教会報の巻頭言
聖マルコ福音記者〜その2
中嶋義晃
《5月号から続く》
48年、第1回伝道旅行から帰ったパウロは、エルサレムに集まった使徒たちにその経緯を報告するとともに、将来の方針、その他種々の問題についてペトロおよび他の使徒たちの意見を求めました。
翌49年にはパウロは再度の伝道旅行を企てます。
その同伴者としてバルナバの協力を求めますが、バルナバはマルコを連れて行くように願います。
パウロが断固として拒絶したので、ついに2人は衝突して別れてしまいました。
そのために、パウロはシラを連れて小アジアに赴くことになり、他方バルナバは、マルコと共にキプロス島に渡りました。
2人は、宣教の熱意に燃えていたのでキプロス島にとどまらず、北アフリカ開拓の先駆となりました。
すなわちマルコは、アフリカのアレクサンドリアに教会を創立し、その初代司教になったと言われています。
なおマルコは、正教会(ギリシア正教)とコプト正教会(非カルケドン派)の両派で初代アレクサンドリア総主教とされています。
マルコは62年頃ローマにいました。ペトロに同伴し伝道に携わりながら、ペトロの通訳を務めていました。
そしてマルコは、ローマで再びパウロに会うことになります。この時にはもはや、両者の間に先の対立の感情が露ほどにも残っていませんでした。
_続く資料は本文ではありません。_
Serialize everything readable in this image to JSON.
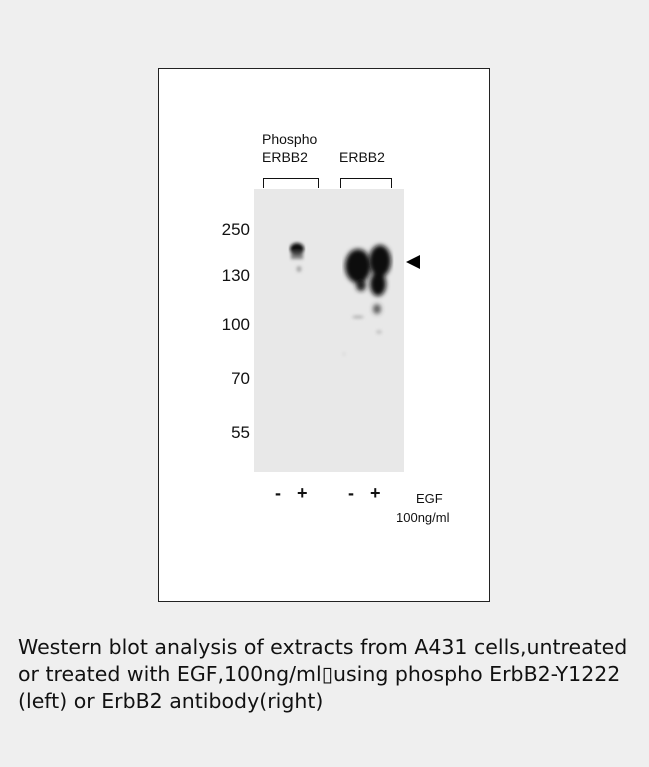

聖人たちも欠点をもち、度々つまずくこともありますが、2人の霊的な精神は、たゆみなく進歩したのです。
それだけでなく、マルコはパウロにとってもっとも親しい協力者とまで見られるようになりました。
パウロはその頃、コロサイの信者、フィレモンに書をしたため、「わたしの協力者たち、マルコ、アリスタルコ、デマス、ルカからもよろしくとのことです」(フィレモン24)と書いています。
当時マルコはルカとともにローマに滞在し、パウロと親密であったことがうかがえます。
また、パウロはこの世を去る前に、テモテとマルコに会いたいと思って、テモテにこのように書いています。
「ぜひ、急いでわたしのところへ来てください。デマスはこの世を愛し、わたしを見捨ててテサロニケに行ってしまい、クレスケンスはガラテヤに、テトスはダルマティアに行っているからです。ルカだけがわたしのところにいます。マルコを連れて来てください。彼はわたしの務めをよく助けてくれるからです」(二テモテ4・9〜11)。